There have been sooooo many things like this over the course of the last 14 months that we've already worked out between us. Yes, we've been apart - at a distance - but we've been working on communication and the relationship during that time. Developing trust. Letting love settle softly around us... no drama (well, except this wretched hospital experience & Hol's dramas)... between us, NO DRAMA.

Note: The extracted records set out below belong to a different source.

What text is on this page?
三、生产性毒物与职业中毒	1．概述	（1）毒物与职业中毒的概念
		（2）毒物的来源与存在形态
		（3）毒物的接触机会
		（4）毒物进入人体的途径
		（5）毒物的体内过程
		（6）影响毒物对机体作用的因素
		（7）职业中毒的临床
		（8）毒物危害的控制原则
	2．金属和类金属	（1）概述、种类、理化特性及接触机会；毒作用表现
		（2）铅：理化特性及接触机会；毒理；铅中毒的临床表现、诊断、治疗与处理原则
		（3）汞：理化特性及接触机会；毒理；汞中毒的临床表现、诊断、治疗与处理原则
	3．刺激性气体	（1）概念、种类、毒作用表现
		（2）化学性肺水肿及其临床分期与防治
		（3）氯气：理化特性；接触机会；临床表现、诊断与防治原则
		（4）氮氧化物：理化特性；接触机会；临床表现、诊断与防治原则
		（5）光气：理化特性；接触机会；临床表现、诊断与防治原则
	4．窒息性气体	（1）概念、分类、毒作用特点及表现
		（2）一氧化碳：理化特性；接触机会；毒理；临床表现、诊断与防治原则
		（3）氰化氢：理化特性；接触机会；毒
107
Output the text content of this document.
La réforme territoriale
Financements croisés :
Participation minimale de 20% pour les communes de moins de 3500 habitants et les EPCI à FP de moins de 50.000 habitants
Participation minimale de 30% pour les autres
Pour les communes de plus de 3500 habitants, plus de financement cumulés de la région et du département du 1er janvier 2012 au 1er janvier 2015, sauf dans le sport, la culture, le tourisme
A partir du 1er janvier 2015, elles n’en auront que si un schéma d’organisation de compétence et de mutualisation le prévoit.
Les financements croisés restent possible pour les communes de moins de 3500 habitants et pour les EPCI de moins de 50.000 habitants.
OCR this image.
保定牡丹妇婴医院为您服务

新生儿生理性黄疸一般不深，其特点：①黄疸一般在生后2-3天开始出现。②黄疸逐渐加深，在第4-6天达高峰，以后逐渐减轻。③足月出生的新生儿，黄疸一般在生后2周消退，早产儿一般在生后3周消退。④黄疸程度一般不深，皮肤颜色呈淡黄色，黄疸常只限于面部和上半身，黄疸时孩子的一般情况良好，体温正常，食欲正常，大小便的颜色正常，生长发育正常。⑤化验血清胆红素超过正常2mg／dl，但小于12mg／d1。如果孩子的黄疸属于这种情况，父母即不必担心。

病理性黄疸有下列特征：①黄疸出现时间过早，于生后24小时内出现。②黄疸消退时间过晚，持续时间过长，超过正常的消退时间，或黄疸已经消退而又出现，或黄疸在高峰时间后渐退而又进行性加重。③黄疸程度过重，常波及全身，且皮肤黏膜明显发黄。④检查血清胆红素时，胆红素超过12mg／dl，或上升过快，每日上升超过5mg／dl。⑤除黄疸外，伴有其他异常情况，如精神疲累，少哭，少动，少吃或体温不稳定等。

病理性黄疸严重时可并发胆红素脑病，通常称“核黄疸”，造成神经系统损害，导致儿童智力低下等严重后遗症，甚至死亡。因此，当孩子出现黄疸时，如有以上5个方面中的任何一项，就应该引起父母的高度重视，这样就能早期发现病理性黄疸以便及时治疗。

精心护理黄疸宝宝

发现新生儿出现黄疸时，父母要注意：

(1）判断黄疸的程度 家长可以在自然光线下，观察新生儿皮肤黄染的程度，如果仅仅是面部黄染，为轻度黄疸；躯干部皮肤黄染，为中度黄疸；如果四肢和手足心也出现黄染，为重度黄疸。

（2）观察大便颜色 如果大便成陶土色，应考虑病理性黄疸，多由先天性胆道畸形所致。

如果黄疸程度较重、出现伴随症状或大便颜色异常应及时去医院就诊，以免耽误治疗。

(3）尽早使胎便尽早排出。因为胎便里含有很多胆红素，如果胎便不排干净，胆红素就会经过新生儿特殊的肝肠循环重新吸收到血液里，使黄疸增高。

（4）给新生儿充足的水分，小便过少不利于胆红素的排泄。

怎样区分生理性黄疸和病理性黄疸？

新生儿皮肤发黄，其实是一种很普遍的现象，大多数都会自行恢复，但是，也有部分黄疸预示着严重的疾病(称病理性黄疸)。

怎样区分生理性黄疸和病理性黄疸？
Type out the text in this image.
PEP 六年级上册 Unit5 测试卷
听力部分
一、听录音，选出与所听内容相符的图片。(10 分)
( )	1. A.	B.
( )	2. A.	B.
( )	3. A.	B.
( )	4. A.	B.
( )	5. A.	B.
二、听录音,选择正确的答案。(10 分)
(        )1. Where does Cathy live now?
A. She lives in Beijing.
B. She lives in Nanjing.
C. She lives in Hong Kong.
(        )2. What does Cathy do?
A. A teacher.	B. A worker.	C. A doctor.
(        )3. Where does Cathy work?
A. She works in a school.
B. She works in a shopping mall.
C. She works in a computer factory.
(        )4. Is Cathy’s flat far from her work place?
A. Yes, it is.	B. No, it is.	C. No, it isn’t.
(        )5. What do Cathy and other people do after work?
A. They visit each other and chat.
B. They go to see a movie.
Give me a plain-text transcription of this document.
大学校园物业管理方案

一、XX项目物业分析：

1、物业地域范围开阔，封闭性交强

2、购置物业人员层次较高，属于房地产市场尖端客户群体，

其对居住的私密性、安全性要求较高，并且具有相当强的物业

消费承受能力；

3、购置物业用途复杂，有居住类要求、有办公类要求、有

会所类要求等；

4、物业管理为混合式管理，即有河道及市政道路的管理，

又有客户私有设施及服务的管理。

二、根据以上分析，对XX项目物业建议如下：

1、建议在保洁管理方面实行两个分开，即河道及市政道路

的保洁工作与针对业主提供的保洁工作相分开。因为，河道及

One of the things about the house... is that I had to adjust shortly after I finally got mostly unpacked, to Hol, then Steve being here. I'm finally getting settled and having had so many different kinds of situations here already - know what I want to do in this next phase. Buck and I have similar taste and prefer "simple" and functional to any big statements. I'm looking forward to seeing how his treasures fit in... and I'm purging certain things again, too. Fossils, geodes that he's found. Antique items... and we can sit and design in our imaginations together and brainstorm. A creative partner. We make each other laugh. And we can read each other's body language and facial expressions like we've been together a long time; finishing each other's sentences almost. But with his southern accent sometimes it's more fun to hear what expressions he uses... so I don't finish too many.